Synthetic data has been used throughout the AI industry — from synthetic line drawings for early vision systems, through synthetic video feeds for the first self-driving neural network ALVINN in the 1980s, to the pioneering works of Harvard statistics professor Donald B. Rubin in the early 1990s about the statistical properties of synthetic datasets.
According to Gartner, in the coming years, the data used to create AI models will be primarily synthetic and “generated by rules, statistical models, simulation, and other techniques” and will usurp the use of real data obtained from direct measurements. In other words, companies that do not embrace and integrate emerging synthetic data technologies will be left behind.
Synthetic data is emerging to be an essential element in building accurate and capable AI models, as it provides developers with vast amounts of perfectly labelled data on-demand.
As the world begins to understand synthetic data and its applications, how are companies viewing this emerging technology? Do they understand its potential? What barriers do early adopters see on the horizon?
A report by Synthesis AI found that synthetic data adoption is increasing, but its usage and understanding of the technology vary across the board — 87 per cent of organisations use techniques to enhance their data, including image augmentation, bootstrapping and generative models, just 43 per cent use it whenever possible, and 44 per cent have only just started using the technology.
Respondents knowledgeable of state-of-the-art synthetic data technologies expressed confidence in the technology’s ability to address critical issues utilising “real-world” data. Reducing the knowledge gap in the enterprise will lead to a better understanding of synthetic data benefits.
Despite recognising the importance of data enhancement, only half (51 per cent) of the respondents aligned with the explicit technical definition of state-of-the-art synthetic data approaches indicating a critical knowledge gap.
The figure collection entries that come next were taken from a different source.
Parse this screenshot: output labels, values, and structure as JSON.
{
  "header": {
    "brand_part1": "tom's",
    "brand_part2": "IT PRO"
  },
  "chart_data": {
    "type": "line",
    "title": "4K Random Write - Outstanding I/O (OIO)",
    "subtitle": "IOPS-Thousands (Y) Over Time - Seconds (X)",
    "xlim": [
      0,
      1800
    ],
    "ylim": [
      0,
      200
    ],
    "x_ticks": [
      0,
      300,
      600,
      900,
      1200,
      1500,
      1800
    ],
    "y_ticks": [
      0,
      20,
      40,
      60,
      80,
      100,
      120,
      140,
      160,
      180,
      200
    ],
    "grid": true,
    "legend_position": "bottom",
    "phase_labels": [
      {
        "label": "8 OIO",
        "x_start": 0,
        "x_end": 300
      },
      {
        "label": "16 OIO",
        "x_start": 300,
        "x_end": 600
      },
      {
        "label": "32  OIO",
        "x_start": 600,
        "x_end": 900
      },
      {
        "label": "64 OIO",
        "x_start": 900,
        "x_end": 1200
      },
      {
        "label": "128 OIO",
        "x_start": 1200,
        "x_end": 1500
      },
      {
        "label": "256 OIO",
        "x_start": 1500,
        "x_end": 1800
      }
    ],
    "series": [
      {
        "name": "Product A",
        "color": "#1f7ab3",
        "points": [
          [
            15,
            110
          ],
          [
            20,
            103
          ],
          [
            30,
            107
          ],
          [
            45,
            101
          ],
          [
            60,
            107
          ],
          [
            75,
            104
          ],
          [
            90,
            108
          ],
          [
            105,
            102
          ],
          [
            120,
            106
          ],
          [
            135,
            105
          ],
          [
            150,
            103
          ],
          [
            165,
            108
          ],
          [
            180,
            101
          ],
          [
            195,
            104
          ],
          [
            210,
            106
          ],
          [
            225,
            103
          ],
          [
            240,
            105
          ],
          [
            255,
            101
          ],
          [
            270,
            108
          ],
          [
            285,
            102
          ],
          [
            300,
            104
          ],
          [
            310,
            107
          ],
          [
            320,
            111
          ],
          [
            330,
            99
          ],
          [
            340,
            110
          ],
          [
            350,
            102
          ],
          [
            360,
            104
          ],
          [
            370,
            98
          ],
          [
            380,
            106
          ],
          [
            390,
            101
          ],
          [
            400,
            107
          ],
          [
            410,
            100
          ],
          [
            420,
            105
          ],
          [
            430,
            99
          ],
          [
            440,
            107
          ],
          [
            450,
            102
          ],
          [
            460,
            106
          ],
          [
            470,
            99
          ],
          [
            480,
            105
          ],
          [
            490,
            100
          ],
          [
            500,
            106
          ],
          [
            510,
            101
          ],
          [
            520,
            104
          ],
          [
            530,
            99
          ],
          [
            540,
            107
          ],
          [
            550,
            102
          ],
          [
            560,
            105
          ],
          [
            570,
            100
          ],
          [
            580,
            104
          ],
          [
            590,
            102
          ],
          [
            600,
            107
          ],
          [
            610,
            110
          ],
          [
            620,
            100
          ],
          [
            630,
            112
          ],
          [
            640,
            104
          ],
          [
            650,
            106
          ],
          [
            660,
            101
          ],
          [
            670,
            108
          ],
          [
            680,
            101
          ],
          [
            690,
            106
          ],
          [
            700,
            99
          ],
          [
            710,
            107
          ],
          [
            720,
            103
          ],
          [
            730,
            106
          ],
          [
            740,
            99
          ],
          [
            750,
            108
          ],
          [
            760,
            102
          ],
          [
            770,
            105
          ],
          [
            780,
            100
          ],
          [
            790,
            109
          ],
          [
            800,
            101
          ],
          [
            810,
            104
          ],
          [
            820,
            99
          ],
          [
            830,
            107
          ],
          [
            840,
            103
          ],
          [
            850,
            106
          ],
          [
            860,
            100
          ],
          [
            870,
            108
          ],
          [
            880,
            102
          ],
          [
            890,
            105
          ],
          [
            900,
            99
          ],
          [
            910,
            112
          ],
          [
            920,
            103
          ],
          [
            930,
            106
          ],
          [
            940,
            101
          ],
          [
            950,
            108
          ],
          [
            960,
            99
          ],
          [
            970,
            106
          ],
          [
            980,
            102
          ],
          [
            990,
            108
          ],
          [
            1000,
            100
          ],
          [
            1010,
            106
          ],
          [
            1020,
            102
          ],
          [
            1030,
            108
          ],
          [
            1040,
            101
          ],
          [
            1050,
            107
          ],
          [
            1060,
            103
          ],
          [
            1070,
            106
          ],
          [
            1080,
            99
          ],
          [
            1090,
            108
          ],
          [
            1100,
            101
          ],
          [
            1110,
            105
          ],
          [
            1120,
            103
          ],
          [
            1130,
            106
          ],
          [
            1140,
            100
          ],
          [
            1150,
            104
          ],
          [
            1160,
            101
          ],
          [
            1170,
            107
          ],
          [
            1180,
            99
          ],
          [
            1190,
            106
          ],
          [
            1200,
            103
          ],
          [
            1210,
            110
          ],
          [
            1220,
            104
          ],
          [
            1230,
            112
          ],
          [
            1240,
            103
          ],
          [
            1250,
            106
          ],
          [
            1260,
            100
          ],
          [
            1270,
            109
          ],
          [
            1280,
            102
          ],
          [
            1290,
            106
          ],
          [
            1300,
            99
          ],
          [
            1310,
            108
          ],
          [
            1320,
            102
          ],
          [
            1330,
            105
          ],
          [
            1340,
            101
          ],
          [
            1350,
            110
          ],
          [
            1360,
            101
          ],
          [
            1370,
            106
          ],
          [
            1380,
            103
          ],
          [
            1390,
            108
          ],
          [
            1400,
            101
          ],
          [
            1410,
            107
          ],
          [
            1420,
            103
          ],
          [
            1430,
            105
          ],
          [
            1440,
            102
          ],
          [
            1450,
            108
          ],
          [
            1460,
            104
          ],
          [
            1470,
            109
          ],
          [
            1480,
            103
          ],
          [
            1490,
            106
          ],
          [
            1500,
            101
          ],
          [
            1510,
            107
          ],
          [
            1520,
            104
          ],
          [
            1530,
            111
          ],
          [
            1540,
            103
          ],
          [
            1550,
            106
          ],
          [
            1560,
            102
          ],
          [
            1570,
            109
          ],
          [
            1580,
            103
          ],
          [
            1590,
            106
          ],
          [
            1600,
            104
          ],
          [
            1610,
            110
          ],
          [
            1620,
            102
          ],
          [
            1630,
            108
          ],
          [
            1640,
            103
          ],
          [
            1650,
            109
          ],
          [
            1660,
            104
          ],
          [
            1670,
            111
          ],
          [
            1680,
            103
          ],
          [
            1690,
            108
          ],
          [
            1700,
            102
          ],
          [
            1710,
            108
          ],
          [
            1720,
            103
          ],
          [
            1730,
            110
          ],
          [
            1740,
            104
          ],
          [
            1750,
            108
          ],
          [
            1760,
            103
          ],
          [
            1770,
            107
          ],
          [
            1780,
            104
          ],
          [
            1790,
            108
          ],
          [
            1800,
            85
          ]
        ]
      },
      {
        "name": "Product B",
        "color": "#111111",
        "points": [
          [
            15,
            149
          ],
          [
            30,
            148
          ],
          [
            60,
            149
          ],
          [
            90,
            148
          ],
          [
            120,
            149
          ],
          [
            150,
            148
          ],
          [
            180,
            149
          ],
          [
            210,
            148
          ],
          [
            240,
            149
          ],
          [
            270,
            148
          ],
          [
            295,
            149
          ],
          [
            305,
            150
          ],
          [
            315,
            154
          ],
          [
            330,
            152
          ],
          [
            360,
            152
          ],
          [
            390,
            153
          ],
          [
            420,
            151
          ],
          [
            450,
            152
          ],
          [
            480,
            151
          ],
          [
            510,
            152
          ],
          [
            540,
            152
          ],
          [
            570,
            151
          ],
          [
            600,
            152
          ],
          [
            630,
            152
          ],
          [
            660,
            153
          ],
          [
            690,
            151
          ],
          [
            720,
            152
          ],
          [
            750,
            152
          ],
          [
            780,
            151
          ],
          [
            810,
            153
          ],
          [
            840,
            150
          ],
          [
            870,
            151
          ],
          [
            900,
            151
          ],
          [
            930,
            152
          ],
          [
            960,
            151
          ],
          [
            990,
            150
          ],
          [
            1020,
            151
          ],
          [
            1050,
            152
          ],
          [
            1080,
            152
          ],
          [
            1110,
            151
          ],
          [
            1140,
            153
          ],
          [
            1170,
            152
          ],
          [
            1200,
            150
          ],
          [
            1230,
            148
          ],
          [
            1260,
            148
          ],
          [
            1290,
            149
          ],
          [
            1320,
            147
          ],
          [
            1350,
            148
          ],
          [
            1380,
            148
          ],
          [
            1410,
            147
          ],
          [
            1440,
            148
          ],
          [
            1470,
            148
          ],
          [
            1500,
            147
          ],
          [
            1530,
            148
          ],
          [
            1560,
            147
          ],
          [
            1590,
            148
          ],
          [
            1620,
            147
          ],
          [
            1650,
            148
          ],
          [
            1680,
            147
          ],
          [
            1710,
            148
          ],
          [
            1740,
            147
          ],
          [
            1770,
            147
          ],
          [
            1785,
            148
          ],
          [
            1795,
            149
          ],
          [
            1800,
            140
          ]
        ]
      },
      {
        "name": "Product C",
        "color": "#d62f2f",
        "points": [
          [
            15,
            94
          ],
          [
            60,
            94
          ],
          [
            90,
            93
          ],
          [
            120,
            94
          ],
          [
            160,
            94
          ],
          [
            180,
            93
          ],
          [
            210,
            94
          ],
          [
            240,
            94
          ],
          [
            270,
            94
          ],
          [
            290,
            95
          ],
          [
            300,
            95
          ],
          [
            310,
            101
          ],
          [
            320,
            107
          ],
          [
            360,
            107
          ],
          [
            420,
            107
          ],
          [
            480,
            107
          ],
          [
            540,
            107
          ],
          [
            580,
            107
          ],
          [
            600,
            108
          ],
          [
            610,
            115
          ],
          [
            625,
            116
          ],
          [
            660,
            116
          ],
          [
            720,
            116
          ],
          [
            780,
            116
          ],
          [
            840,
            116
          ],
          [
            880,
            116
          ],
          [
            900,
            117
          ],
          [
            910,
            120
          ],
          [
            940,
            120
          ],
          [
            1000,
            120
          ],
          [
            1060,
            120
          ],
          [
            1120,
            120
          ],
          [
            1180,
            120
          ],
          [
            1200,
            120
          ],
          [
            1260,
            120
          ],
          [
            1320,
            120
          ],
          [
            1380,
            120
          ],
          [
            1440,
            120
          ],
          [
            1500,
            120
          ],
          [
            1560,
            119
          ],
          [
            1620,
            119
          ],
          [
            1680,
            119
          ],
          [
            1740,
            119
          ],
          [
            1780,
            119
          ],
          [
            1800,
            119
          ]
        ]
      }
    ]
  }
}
Barriers to Overcome in Further Adoption
While most respondents appear to understand synthetic data, the survey found that may not be true with their colleagues. Prominent barriers to entry when using synthetic data include a lack of organisational knowledge and slow buy-in from colleagues. Buy-in from colleagues and decision-makers will be critical for synthetic data to be accepted.
- 67 per cent agree that their organisation lacks the knowledge and understanding of implementing synthetic data.
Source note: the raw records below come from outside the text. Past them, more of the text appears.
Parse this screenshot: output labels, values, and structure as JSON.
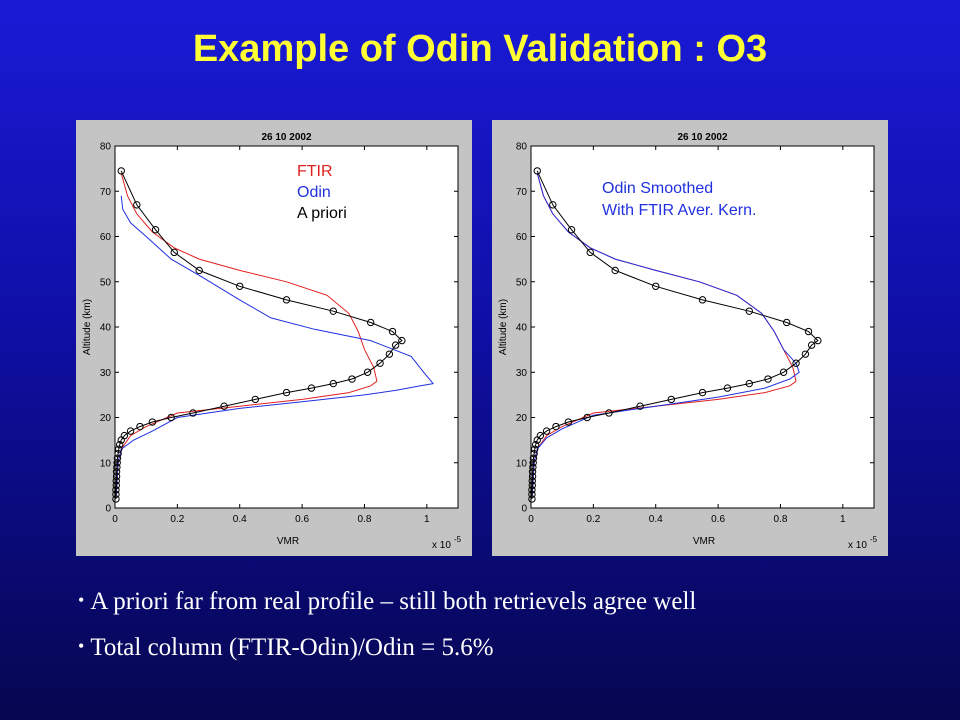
{
  "slide": {
    "title": "Example of Odin Validation : O3",
    "bullets": [
      "A priori far from real profile – still both retrievels agree well",
      "Total column (FTIR-Odin)/Odin = 5.6%"
    ]
  },
  "colors": {
    "ftir": "#e02020",
    "odin": "#2030e0",
    "apriori": "#000000"
  },
  "chart_data": [
    {
      "type": "line",
      "title": "26 10 2002",
      "xlabel": "VMR",
      "ylabel": "Altitude (km)",
      "x_multiplier": "x 10",
      "x_multiplier_exp": "-5",
      "xlim": [
        0,
        1.1
      ],
      "ylim": [
        0,
        80
      ],
      "xticks": [
        "0",
        "0.2",
        "0.4",
        "0.6",
        "0.8",
        "1"
      ],
      "yticks": [
        "0",
        "10",
        "20",
        "30",
        "40",
        "50",
        "60",
        "70",
        "80"
      ],
      "legend_items": [
        {
          "text": "FTIR",
          "color": "#e02020"
        },
        {
          "text": "Odin",
          "color": "#2030e0"
        },
        {
          "text": "A priori",
          "color": "#000000"
        }
      ],
      "series": [
        {
          "name": "FTIR",
          "color": "#e02020",
          "markers": false,
          "x": [
            0.003,
            0.006,
            0.01,
            0.02,
            0.05,
            0.1,
            0.2,
            0.4,
            0.6,
            0.75,
            0.82,
            0.84,
            0.83,
            0.8,
            0.78,
            0.75,
            0.68,
            0.55,
            0.4,
            0.27,
            0.19,
            0.12,
            0.07,
            0.04,
            0.02
          ],
          "y": [
            2,
            5,
            10,
            13,
            16,
            18,
            21,
            22.5,
            24,
            25.5,
            27,
            28,
            31,
            35,
            39,
            43,
            47,
            50,
            52.5,
            55,
            57.5,
            61,
            65,
            69,
            74
          ]
        },
        {
          "name": "Odin",
          "color": "#2030e0",
          "markers": false,
          "x": [
            0.003,
            0.006,
            0.01,
            0.02,
            0.06,
            0.12,
            0.2,
            0.4,
            0.6,
            0.8,
            0.9,
            0.98,
            1.02,
            0.99,
            0.95,
            0.82,
            0.64,
            0.5,
            0.4,
            0.28,
            0.18,
            0.1,
            0.05,
            0.025,
            0.02
          ],
          "y": [
            2,
            5,
            10,
            13,
            15,
            17,
            20,
            22,
            23.5,
            25,
            26,
            27,
            27.5,
            30,
            33.5,
            37,
            39.5,
            42,
            46,
            51,
            55,
            60,
            63,
            66,
            69
          ]
        },
        {
          "name": "A priori",
          "color": "#000000",
          "markers": true,
          "x": [
            0.003,
            0.003,
            0.003,
            0.004,
            0.004,
            0.005,
            0.005,
            0.006,
            0.007,
            0.008,
            0.01,
            0.012,
            0.015,
            0.02,
            0.03,
            0.05,
            0.08,
            0.12,
            0.18,
            0.25,
            0.35,
            0.45,
            0.55,
            0.63,
            0.7,
            0.76,
            0.81,
            0.85,
            0.88,
            0.9,
            0.92,
            0.89,
            0.82,
            0.7,
            0.55,
            0.4,
            0.27,
            0.19,
            0.13,
            0.07,
            0.02
          ],
          "y": [
            2,
            3,
            4,
            5,
            6,
            7,
            8,
            9,
            10,
            11,
            12,
            13,
            14,
            15,
            16,
            17,
            18,
            19,
            20,
            21,
            22.5,
            24,
            25.5,
            26.5,
            27.5,
            28.5,
            30,
            32,
            34,
            36,
            37,
            39,
            41,
            43.5,
            46,
            49,
            52.5,
            56.5,
            61.5,
            67,
            74.5
          ]
        }
      ]
    },
    {
      "type": "line",
      "title": "26 10 2002",
      "xlabel": "VMR",
      "ylabel": "Altitude (km)",
      "x_multiplier": "x 10",
      "x_multiplier_exp": "-5",
      "xlim": [
        0,
        1.1
      ],
      "ylim": [
        0,
        80
      ],
      "xticks": [
        "0",
        "0.2",
        "0.4",
        "0.6",
        "0.8",
        "1"
      ],
      "yticks": [
        "0",
        "10",
        "20",
        "30",
        "40",
        "50",
        "60",
        "70",
        "80"
      ],
      "legend_items": [
        {
          "text": "Odin Smoothed",
          "color": "#2030e0"
        },
        {
          "text": "With FTIR Aver. Kern.",
          "color": "#2030e0"
        }
      ],
      "series": [
        {
          "name": "FTIR",
          "color": "#e02020",
          "markers": false,
          "x": [
            0.003,
            0.006,
            0.01,
            0.02,
            0.05,
            0.1,
            0.2,
            0.4,
            0.6,
            0.75,
            0.83,
            0.85,
            0.84,
            0.81,
            0.78,
            0.74,
            0.66,
            0.54,
            0.4,
            0.27,
            0.19,
            0.12,
            0.07,
            0.04,
            0.02
          ],
          "y": [
            2,
            5,
            10,
            13,
            16,
            18,
            21,
            22.5,
            24,
            25.5,
            27,
            28,
            31,
            35,
            39,
            43,
            47,
            50,
            52.5,
            55,
            57.5,
            61,
            65,
            69,
            74
          ]
        },
        {
          "name": "Odin Smoothed",
          "color": "#2030e0",
          "markers": false,
          "x": [
            0.003,
            0.006,
            0.01,
            0.02,
            0.05,
            0.1,
            0.2,
            0.4,
            0.6,
            0.75,
            0.83,
            0.86,
            0.85,
            0.81,
            0.78,
            0.74,
            0.66,
            0.54,
            0.4,
            0.27,
            0.19,
            0.12,
            0.07,
            0.04,
            0.02
          ],
          "y": [
            2,
            5,
            10,
            13,
            15.5,
            17.5,
            20.5,
            22.5,
            24.5,
            26.5,
            28.5,
            30,
            32,
            35,
            39,
            43,
            47,
            50,
            52.5,
            55,
            57.5,
            61,
            65,
            69,
            74
          ]
        },
        {
          "name": "A priori",
          "color": "#000000",
          "markers": true,
          "x": [
            0.003,
            0.003,
            0.003,
            0.004,
            0.004,
            0.005,
            0.005,
            0.006,
            0.007,
            0.008,
            0.01,
            0.012,
            0.015,
            0.02,
            0.03,
            0.05,
            0.08,
            0.12,
            0.18,
            0.25,
            0.35,
            0.45,
            0.55,
            0.63,
            0.7,
            0.76,
            0.81,
            0.85,
            0.88,
            0.9,
            0.92,
            0.89,
            0.82,
            0.7,
            0.55,
            0.4,
            0.27,
            0.19,
            0.13,
            0.07,
            0.02
          ],
          "y": [
            2,
            3,
            4,
            5,
            6,
            7,
            8,
            9,
            10,
            11,
            12,
            13,
            14,
            15,
            16,
            17,
            18,
            19,
            20,
            21,
            22.5,
            24,
            25.5,
            26.5,
            27.5,
            28.5,
            30,
            32,
            34,
            36,
            37,
            39,
            41,
            43.5,
            46,
            49,
            52.5,
            56.5,
            61.5,
            67,
            74.5
          ]
        }
      ]
    }
  ]
}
- 67 per cent agree that users in their industry will not accept synthetic data until they see the benefits for themselves.
A Bright Future for Synthetic Data
More than half (59 per cent) of decision-makers believe that their industry will utilise synthetic data either independently or in combination with ‘real-world’ data within the next five years. This suggests that many organisations are only just starting to experiment with it. Synthetic data will be critical to the future of many industries and organisations and will lead to widespread change, especially among those who use vision data — 89 per cent agree that synthetic data is a new and innovative technology that will transform their industry.
Those who don’t employ synthetic data are at risk of falling behind the curve. Nearly nine in ten (89 per cent) of those who use vision data believe organisations that fail to adopt synthetic data in training their internal systems will lag behind.
The growth potential is evident, and those who work with vision data are best placed to take advantage. Among those working with vision data that don’t use or have only started using synthetic data, only three in 10 (30 per cent) respondents cite a lack of tools to create and manage synthetic data as a barrier to broader utilisation.
Synthetic data is just beginning its cycle of adoption and value to the enterprise. Many industries and companies are only just beginning to experiment with the technology. Still, synthetic data shows promise to cut down on the cost, improve access, and reduce the time it takes to build AI models in traditional ways.
That doesn’t mean there aren’t barriers to broader adoption. A key to further implementation is educating colleagues throughout the entire organisation, not just the C-suite, as there is confusion and a lack of understanding among many groups.
Organisations already using vision data are positioned to lead this charge, as they understand the value of vision data and how it can benefit their industry. According to Synthetic Data for Deep Learning, new research is starting to provide proof points around the utility of synthetic data across use-cases, including robotics, autonomous vehicles, smart homes, consumer products, manufacturing, logistics, healthcare, and more.
When further education and adoption are achieved, the benefits of implementing synthetic data technology are abundant. Synthetic data can help improve access to high-quality data. Synthetic data can also enable more capable models through new and more accurate data labels.
Also Read: Companies To Watch
Reduce bias in AI models
Synthetic data can also help reduce bias in AI models. Bias is often a result of unbalanced training data that does not properly represent the real-world data distribution. For instance, it is vital to have a dataset that covers all gender and identities in face recognition. By supplementing training data with synthetic data, data distributions will better reflect key demographics resulting in more balanced and fair AI systems. By lowering the barrier and cost, difficult-to-obtain datasets become more available, opening doors for enterprises of all sizes to build state-of-the-art models.
Millions of dollars and months of work could be saved, paving the way to create more models in a fraction of the time with fewer resources. Most technology industry leaders agree that synthetic data will be an essential enabling technology and key to staying ahead.